Jury finds man guilty of shooting deputy
TAMPA -- A jury found DeAndre Wallace guilty of attempted murder today in the shooting of Hillsborough sheriff's Detective Christopher Baumann.
Wallace will be sentenced May 8.
"It's very difficult for a jury to overcome the fact that a police officer got shot," defense attorney Ronald Kurpiers II said.
Baumann was critically injured on April 28, 2007. He had gone to Progress Village to train undercover detectives to make drug buys on the street, but he ended up tussling with a man carrying a gun around the neighborhood. The man shot Baumann twice, once in the chest and once in the back.
Prosecutor Jay Pruner said in his closing argument that there is no question Wallace, 19, was the shooter.
But defense attorney Kurpiers accused deputies of making a "rush to judgment."
He said they were drinking beer during their undercover operation and were too impaired to see who hit Baumann.
Hillsborough Sheriff's Office policy allows alcohol to be consumed during covert operations as long as deputies have less than a 0.05 blood alcohol level, Baumann said. A person is considered legally impaired at 0.08.
The five deputies involved in the undercover drug buy, including Baumann, said they each had only a few sips of beer.
But none were tested for their alcohol level after the shooting.

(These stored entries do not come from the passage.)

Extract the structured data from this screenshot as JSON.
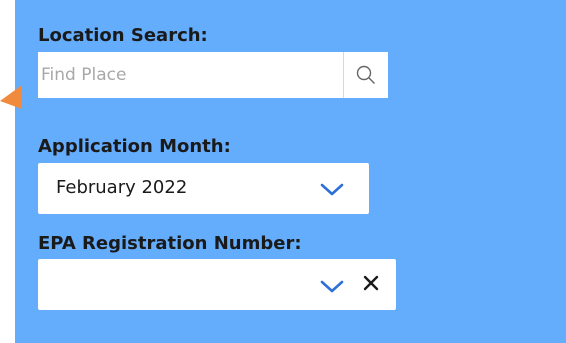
{
  "location_search": {
    "label": "Location Search:",
    "placeholder": "Find Place",
    "value": "",
    "search_icon": "search-icon"
  },
  "application_month": {
    "label": "Application Month:",
    "selected": "February 2022",
    "dropdown_icon": "chevron-down-icon"
  },
  "epa_registration": {
    "label": "EPA Registration Number:",
    "selected": "",
    "dropdown_icon": "chevron-down-icon",
    "clear_icon": "close-icon"
  },
  "colors": {
    "panel_background": "#64adfd",
    "pointer_arrow": "#f08a3c",
    "chevron": "#2e6fd8",
    "label_text": "#1a1a1a"
  }
}
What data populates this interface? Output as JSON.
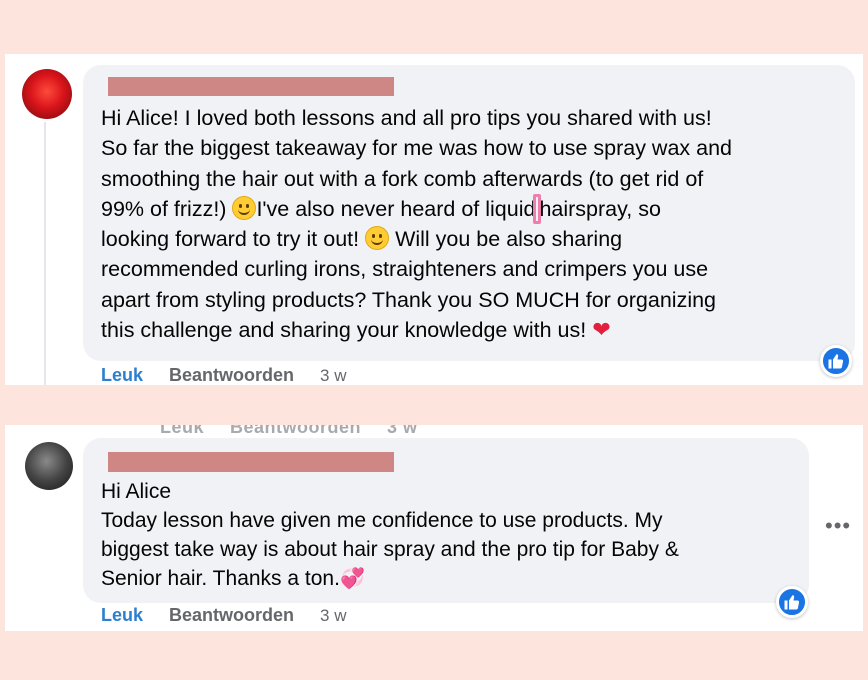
{
  "comments": [
    {
      "lines": [
        "Hi Alice! I loved both lessons and all pro tips you shared with us!",
        "So far the biggest takeaway for me was how to use spray wax and",
        "smoothing the hair out with a fork comb afterwards (to get rid of",
        "99% of frizz!) ",
        "I've also never heard of liquid",
        "hairspray, so",
        "looking forward to try it out! ",
        " Will you be also sharing",
        "recommended curling irons, straighteners and crimpers you use",
        "apart from styling products? Thank you SO MUCH for organizing",
        "this challenge and sharing your knowledge with us! "
      ],
      "like_label": "Leuk",
      "reply_label": "Beantwoorden",
      "time": "3 w"
    },
    {
      "ghost_like": "Leuk",
      "ghost_reply": "Beantwoorden",
      "ghost_time": "3 w",
      "lines": [
        "Hi Alice",
        "Today lesson have given me confidence to use products. My",
        "biggest take way is about hair spray and the pro tip for Baby &",
        "Senior hair. Thanks a ton."
      ],
      "like_label": "Leuk",
      "reply_label": "Beantwoorden",
      "time": "3 w"
    }
  ],
  "icons": {
    "smile": "slightly-smiling-face-icon",
    "heart": "red-heart-icon",
    "hearts": "two-hearts-icon",
    "like": "like-thumb-icon",
    "more": "more-options-icon"
  },
  "colors": {
    "background": "#fde4dd",
    "bubble": "#f0f2f5",
    "link_blue": "#2d7fd1",
    "like_badge": "#1b74e4",
    "redaction": "#cf8786"
  }
}
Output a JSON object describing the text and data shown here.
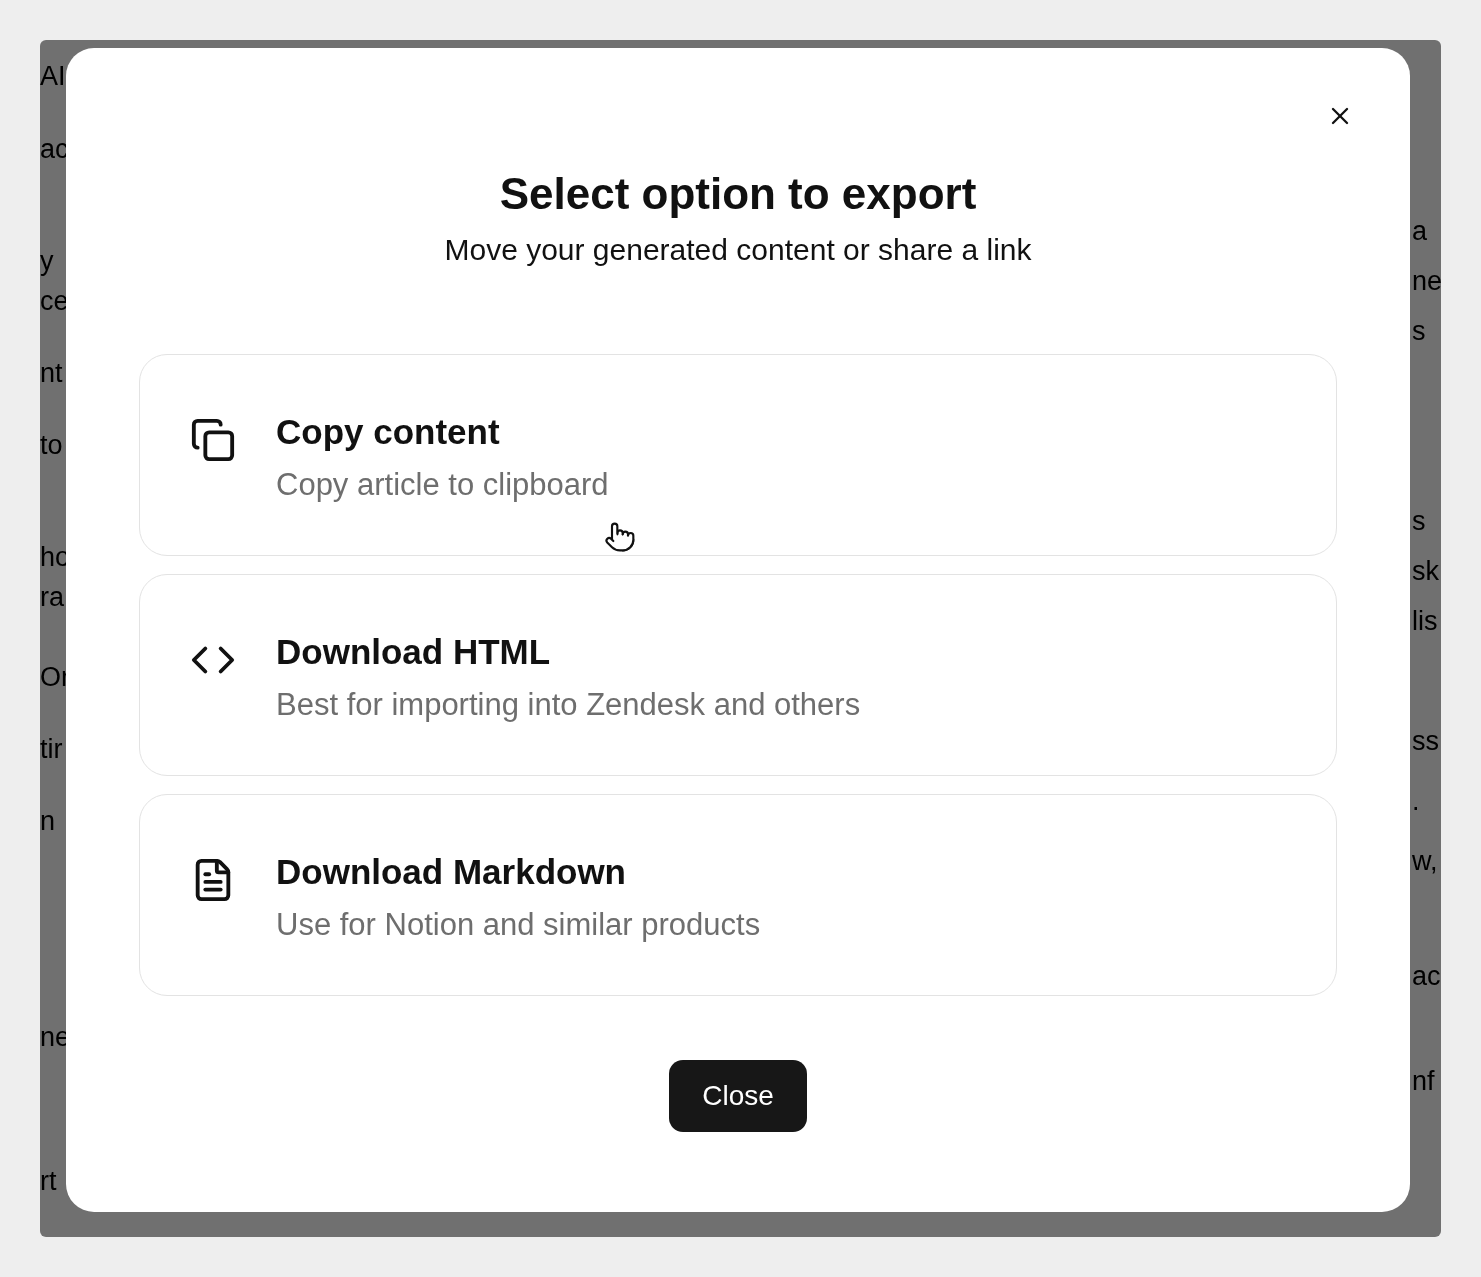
{
  "background": {
    "left_fragments": [
      "AI",
      "ac",
      "y",
      "ce",
      "nt",
      "to",
      "ho",
      "ra",
      "Or",
      "tir",
      "n",
      "ne",
      "rt"
    ],
    "right_fragments": [
      "a",
      "ne",
      "s",
      "s",
      "sk",
      "lis",
      "ss",
      ".",
      "w,",
      "ac",
      "nf"
    ]
  },
  "dialog": {
    "title": "Select option to export",
    "subtitle": "Move your generated content or share a link",
    "options": [
      {
        "title": "Copy content",
        "description": "Copy article to clipboard"
      },
      {
        "title": "Download HTML",
        "description": "Best for importing into Zendesk and others"
      },
      {
        "title": "Download Markdown",
        "description": "Use for Notion and similar products"
      }
    ],
    "close_button": "Close"
  }
}
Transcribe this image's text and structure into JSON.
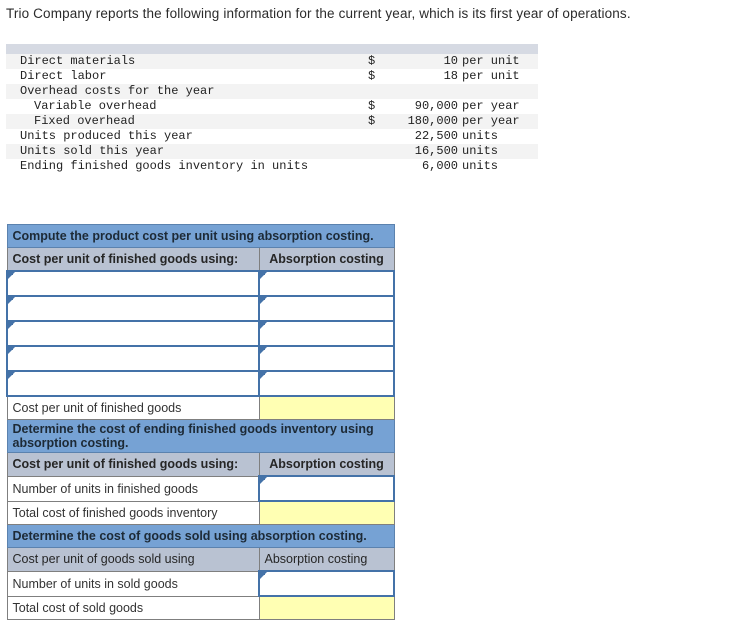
{
  "prompt": "Trio Company reports the following information for the current year, which is its first year of operations.",
  "info_table": {
    "rows": [
      {
        "label": "Direct materials",
        "indent": false,
        "symbol": "$",
        "amount": "10",
        "unit": "per unit"
      },
      {
        "label": "Direct labor",
        "indent": false,
        "symbol": "$",
        "amount": "18",
        "unit": "per unit"
      },
      {
        "label": "Overhead costs for the year",
        "indent": false,
        "symbol": "",
        "amount": "",
        "unit": ""
      },
      {
        "label": "Variable overhead",
        "indent": true,
        "symbol": "$",
        "amount": "90,000",
        "unit": "per year"
      },
      {
        "label": "Fixed overhead",
        "indent": true,
        "symbol": "$",
        "amount": "180,000",
        "unit": "per year"
      },
      {
        "label": "Units produced this year",
        "indent": false,
        "symbol": "",
        "amount": "22,500",
        "unit": "units"
      },
      {
        "label": "Units sold this year",
        "indent": false,
        "symbol": "",
        "amount": "16,500",
        "unit": "units"
      },
      {
        "label": "Ending finished goods inventory in units",
        "indent": false,
        "symbol": "",
        "amount": "6,000",
        "unit": "units"
      }
    ]
  },
  "worksheet": {
    "section1": {
      "banner": "Compute the product cost per unit using absorption costing.",
      "subhead_label": "Cost per unit of finished goods using:",
      "subhead_value": "Absorption costing",
      "entry_rows": [
        {
          "label": "",
          "value": ""
        },
        {
          "label": "",
          "value": ""
        },
        {
          "label": "",
          "value": ""
        },
        {
          "label": "",
          "value": ""
        },
        {
          "label": "",
          "value": ""
        }
      ],
      "total_label": "Cost per unit of finished goods",
      "total_value": ""
    },
    "section2": {
      "banner": "Determine the cost of ending finished goods inventory using absorption costing.",
      "subhead_label": "Cost per unit of finished goods using:",
      "subhead_value": "Absorption costing",
      "units_label": "Number of units in finished goods",
      "units_value": "",
      "total_label": "Total cost of finished goods inventory",
      "total_value": ""
    },
    "section3": {
      "banner": "Determine the cost of goods sold using absorption costing.",
      "subhead_label": "Cost per unit of goods sold using",
      "subhead_value": "Absorption costing",
      "units_label": "Number of units in sold goods",
      "units_value": "",
      "total_label": "Total cost of sold goods",
      "total_value": ""
    }
  },
  "colors": {
    "banner_blue": "#76a2d4",
    "subhead_gray": "#b9c2d2",
    "input_border_blue": "#4472a8",
    "computed_yellow": "#ffffb3",
    "info_band_gray": "#d6dae3",
    "info_stripe_gray": "#f3f3f3"
  }
}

Also, none of them mentioned to investigators that they had consumed alcohol on the job, Kurpiers said.
"When alcohol's involved," he said, "judgment and coordination are the first to go."
Sheriff David Gee was sitting in the courtroom audience today for closing arguments.
After the verdict, he said there was nothing uncommon about undercover deputies using alcohol as a decoy.
"Anytime you're hanging with the bad guys you've got to act like the bad guys," Gee said.
If convicted of attempted first-degree murder on a law enforcement officer, Wallace faces a maximum of life in prison.